It’s Time to Turn the Page

It's Time to Turn the Page

The incomparable Maya Angelou once said, “in diversity, there is beauty, and there is strength.” I imagine that many high school students and teachers would agree, so why does our English curriculum literally remain stuck in the Dark Ages?

Time and time again, the books that are elevated to the highest pedestals in high school English classes are those written by white men who lived centuries ago. A massive 1988 study from the Center for the Learning and Teaching of Literature found that 82.8% of the required reading books taught by high schools were written by male authors while 98.1% were written by white authors.

Seven presidents, 12 iPhones, and 33 years later, high schools across America have made significant progress in diversifying their required reading lists, but not nearly enough.

An analysis of the 79 books listed under Libertyville High School’s “Reading List” online finds that roughly 70% of the books in the English curriculum are written by white authors, and 76% are written by male authors. While female authors were underrepresented at similar rates across classes, the level of racial diversity in LHS reading lists tended to differ greatly from class to class, with some courses having no authors of color listed while others balanced a greater number of perspectives.

Far from being confined to one school or one region, this disturbing lack of representation in high school English curricula is reflected in most schools nationwide. For example, a 2019 study analyzing books taught in New York City classrooms found that “the authors of books in commonly-used elementary school curriculum are, on average, 84 percent white” despite the fact that students of color compose 85% of the city’s public school students.

Detractors often dismiss the need for more diversity in English curricula with claims that the books being taught today are exemplary pieces of literature that all students can appreciate and learn from. However, these arguments not only misinterpret the goals of organizations such as We Need Diverse Books, but they also ignore decades of research in the field of pedagogy.
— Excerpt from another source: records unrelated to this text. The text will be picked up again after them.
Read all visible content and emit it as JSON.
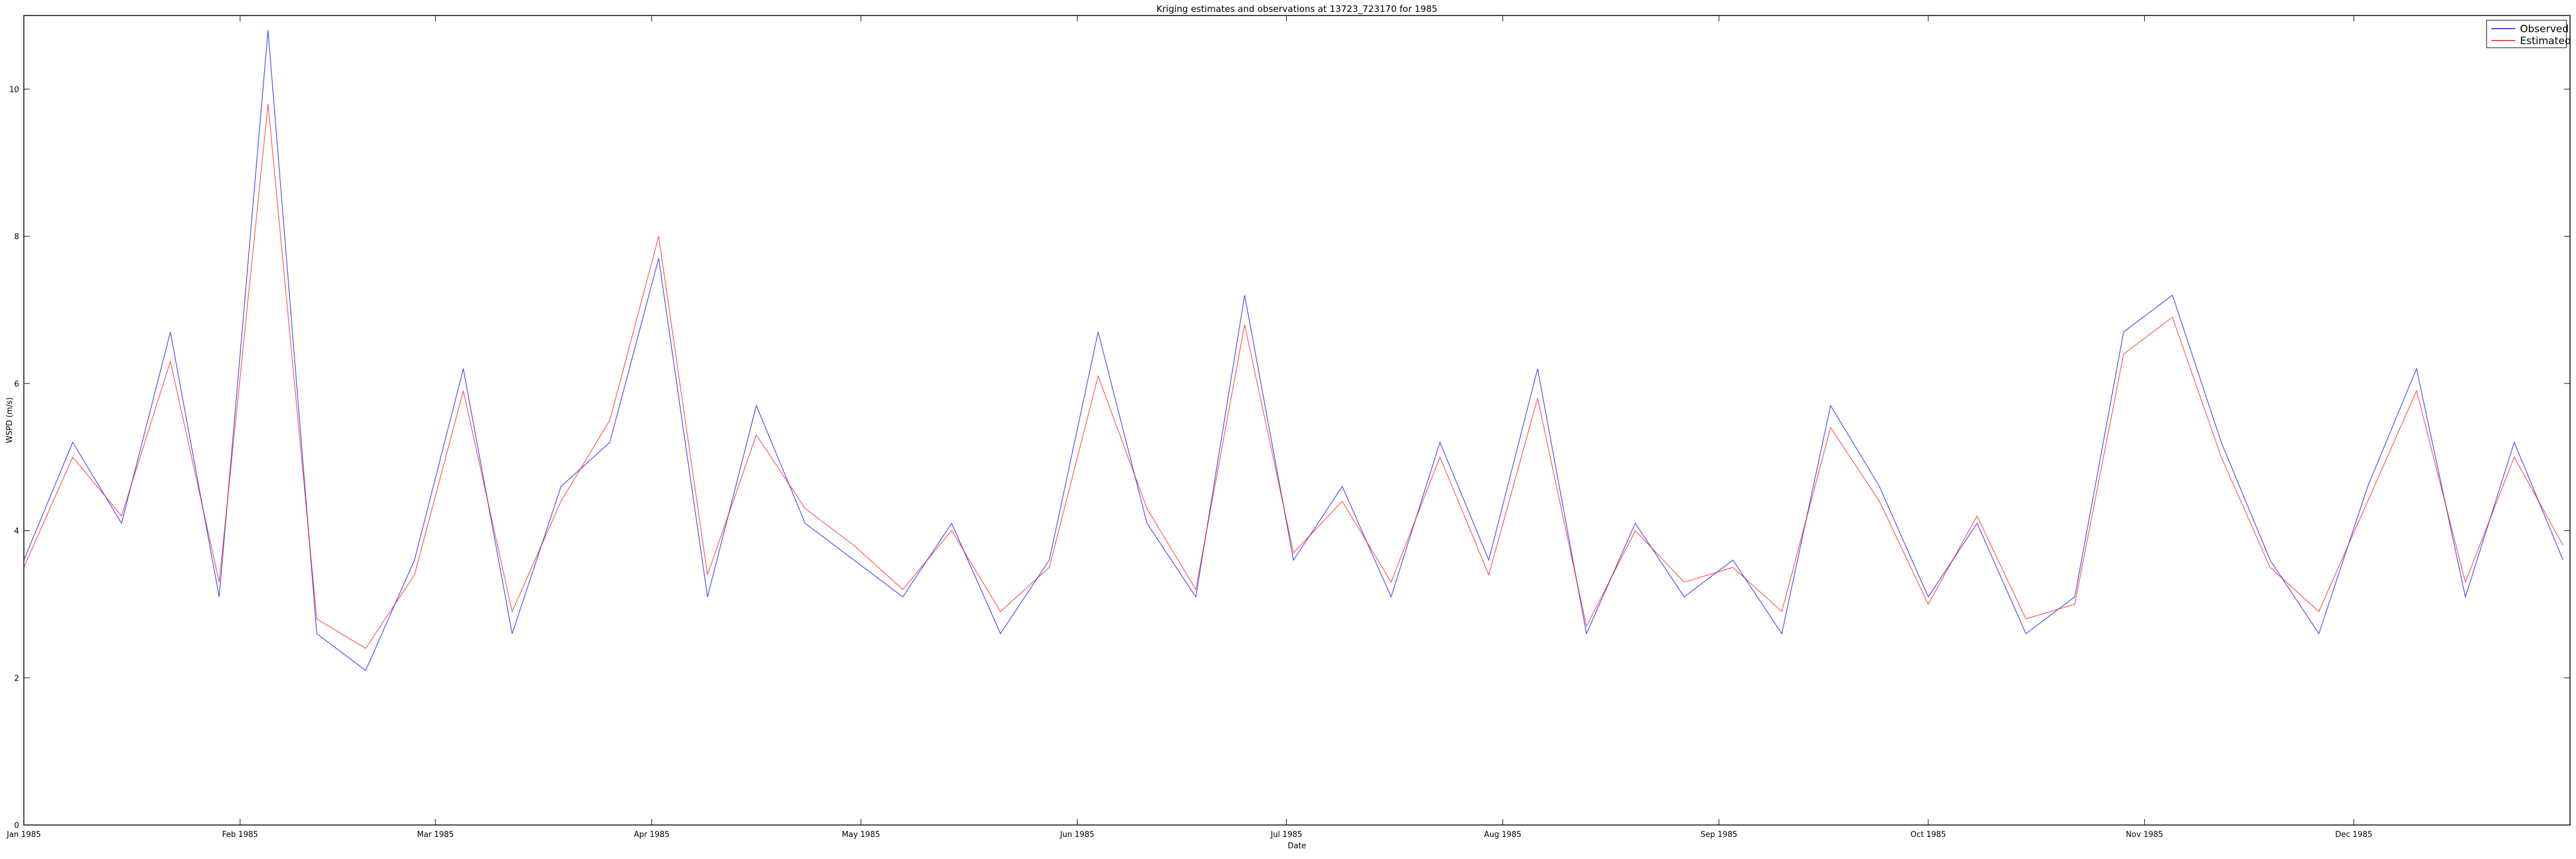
{
  "chart_data": {
    "type": "line",
    "title": "Kriging estimates and observations at 13723_723170 for 1985",
    "xlabel": "Date",
    "ylabel": "WSPD (m/s)",
    "xlim": [
      "1985-01-01",
      "1986-01-01"
    ],
    "ylim": [
      0,
      11
    ],
    "x_ticks": [
      {
        "date": "1985-01-01",
        "label": "Jan 1985"
      },
      {
        "date": "1985-02-01",
        "label": "Feb 1985"
      },
      {
        "date": "1985-03-01",
        "label": "Mar 1985"
      },
      {
        "date": "1985-04-01",
        "label": "Apr 1985"
      },
      {
        "date": "1985-05-01",
        "label": "May 1985"
      },
      {
        "date": "1985-06-01",
        "label": "Jun 1985"
      },
      {
        "date": "1985-07-01",
        "label": "Jul 1985"
      },
      {
        "date": "1985-08-01",
        "label": "Aug 1985"
      },
      {
        "date": "1985-09-01",
        "label": "Sep 1985"
      },
      {
        "date": "1985-10-01",
        "label": "Oct 1985"
      },
      {
        "date": "1985-11-01",
        "label": "Nov 1985"
      },
      {
        "date": "1985-12-01",
        "label": "Dec 1985"
      }
    ],
    "y_ticks": [
      0,
      2,
      4,
      6,
      8,
      10
    ],
    "grid": false,
    "legend": "top-right",
    "series": [
      {
        "name": "Observed",
        "color": "#0000ff",
        "x": [
          "1985-01-01",
          "1985-01-08",
          "1985-01-15",
          "1985-01-22",
          "1985-01-29",
          "1985-02-05",
          "1985-02-12",
          "1985-02-19",
          "1985-02-26",
          "1985-03-05",
          "1985-03-12",
          "1985-03-19",
          "1985-03-26",
          "1985-04-02",
          "1985-04-09",
          "1985-04-16",
          "1985-04-23",
          "1985-04-30",
          "1985-05-07",
          "1985-05-14",
          "1985-05-21",
          "1985-05-28",
          "1985-06-04",
          "1985-06-11",
          "1985-06-18",
          "1985-06-25",
          "1985-07-02",
          "1985-07-09",
          "1985-07-16",
          "1985-07-23",
          "1985-07-30",
          "1985-08-06",
          "1985-08-13",
          "1985-08-20",
          "1985-08-27",
          "1985-09-03",
          "1985-09-10",
          "1985-09-17",
          "1985-09-24",
          "1985-10-01",
          "1985-10-08",
          "1985-10-15",
          "1985-10-22",
          "1985-10-29",
          "1985-11-05",
          "1985-11-12",
          "1985-11-19",
          "1985-11-26",
          "1985-12-03",
          "1985-12-10",
          "1985-12-17",
          "1985-12-24",
          "1985-12-31"
        ],
        "values": [
          3.6,
          5.2,
          4.1,
          6.7,
          3.1,
          10.8,
          2.6,
          2.1,
          3.6,
          6.2,
          2.6,
          4.6,
          5.2,
          7.7,
          3.1,
          5.7,
          4.1,
          3.6,
          3.1,
          4.1,
          2.6,
          3.6,
          6.7,
          4.1,
          3.1,
          7.2,
          3.6,
          4.6,
          3.1,
          5.2,
          3.6,
          6.2,
          2.6,
          4.1,
          3.1,
          3.6,
          2.6,
          5.7,
          4.6,
          3.1,
          4.1,
          2.6,
          3.1,
          6.7,
          7.2,
          5.2,
          3.6,
          2.6,
          4.6,
          6.2,
          3.1,
          5.2,
          3.6
        ]
      },
      {
        "name": "Estimated",
        "color": "#ff0000",
        "x": [
          "1985-01-01",
          "1985-01-08",
          "1985-01-15",
          "1985-01-22",
          "1985-01-29",
          "1985-02-05",
          "1985-02-12",
          "1985-02-19",
          "1985-02-26",
          "1985-03-05",
          "1985-03-12",
          "1985-03-19",
          "1985-03-26",
          "1985-04-02",
          "1985-04-09",
          "1985-04-16",
          "1985-04-23",
          "1985-04-30",
          "1985-05-07",
          "1985-05-14",
          "1985-05-21",
          "1985-05-28",
          "1985-06-04",
          "1985-06-11",
          "1985-06-18",
          "1985-06-25",
          "1985-07-02",
          "1985-07-09",
          "1985-07-16",
          "1985-07-23",
          "1985-07-30",
          "1985-08-06",
          "1985-08-13",
          "1985-08-20",
          "1985-08-27",
          "1985-09-03",
          "1985-09-10",
          "1985-09-17",
          "1985-09-24",
          "1985-10-01",
          "1985-10-08",
          "1985-10-15",
          "1985-10-22",
          "1985-10-29",
          "1985-11-05",
          "1985-11-12",
          "1985-11-19",
          "1985-11-26",
          "1985-12-03",
          "1985-12-10",
          "1985-12-17",
          "1985-12-24",
          "1985-12-31"
        ],
        "values": [
          3.5,
          5.0,
          4.2,
          6.3,
          3.3,
          9.8,
          2.8,
          2.4,
          3.4,
          5.9,
          2.9,
          4.4,
          5.5,
          8.0,
          3.4,
          5.3,
          4.3,
          3.8,
          3.2,
          4.0,
          2.9,
          3.5,
          6.1,
          4.3,
          3.2,
          6.8,
          3.7,
          4.4,
          3.3,
          5.0,
          3.4,
          5.8,
          2.7,
          4.0,
          3.3,
          3.5,
          2.9,
          5.4,
          4.4,
          3.0,
          4.2,
          2.8,
          3.0,
          6.4,
          6.9,
          5.0,
          3.5,
          2.9,
          4.4,
          5.9,
          3.3,
          5.0,
          3.8
        ]
      }
    ]
  }
}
First of all, creating a required reading list that actually reflects the demographics of the United States doesn’t mean that classics such as “Macbeth” or “Fahrenheit 451” will be forgotten. Rather, students will be able to gain a better appreciation for the perspectives of Shakespeare and Ray Bradbury by being able to compare their writings with those of authors who differ greatly from the traditional Western canon in their backgrounds and beliefs.

For example, in a classroom where students are exposed to both James Baldwin’s “If Beale Street Could Talk” and F. Scott Fitzgerald’s “The Great Gatsby,” they would hypothetically be able to discuss the ways in which both novels expertly dismantle the idea of American meritocracy. More importantly, students could then analyze how each author utilizes rhetorical devices to develop their unique stances on how deeply these injustices penetrate the lives of their characters and if they can be fought against.

Of course, the process of adding more diverse books to required reading lists would inevitably result in some staples of the English curriculum being placed on the chopping block. However, this may be for the best. After all, “The Scarlet Letter” and “Lord of the Flies” don’t have the best track records when it comes to student engagement or relatability.

An effort to diversify reading lists would inspire a serious examination of why some books remain lauded as essential reading despite the fact that even the most dedicated students have trouble connecting with their themes on any meaningful level. Under this rehaul, the so-called classics would have to survive on their merit instead of their reputation. Meanwhile, authors such as Nnedi Okorafor, Octavia Butler and Jhumpa Lahiri could finally be recognized in American classrooms for their contributions to the modern literary landscape.

In addition to enriching the overall quality of a curriculum, numerous studies have found that diversity in English curricula is linked with higher rates of student engagement. A report from the NYC Coalition for Educational Justice even discovered that “for students of color and white students, culturally responsive education decreases dropout rates and suspensions, and increases grade point averages, student participation, self-image, critical thinking skills and graduation rates.”

The simple fact of the matter is that seeing oneself and one’s experiences reflected in a book can make all the difference when it comes to engaging with a text and understanding the author’s purpose. More powerful still, increasing representation within required reading lists can let an individual know that they are a valued member of their school’s community and can alleviate feelings of social isolation.

Who knows? These students may even be inspired to write stories of their own, stories that will allow the next generation to explore thousands of beautiful new worlds.

I’ve always felt that the value of books resides in their power to create fictional worlds that we can step into in order to better understand our own reality. However, if we are consistently limited to the same patch of space in an ever-expanding universe, our sense of ourselves and society is bound to be hollow or ignorant.

It might be difficult to let go of some of the cultural touchstones that have so long been heralded as the peak of literary achievement, but if we truly care about the mental health of students and the quality of their literary education, then there is no doubt that we must continue to diversify required reading lists across the country.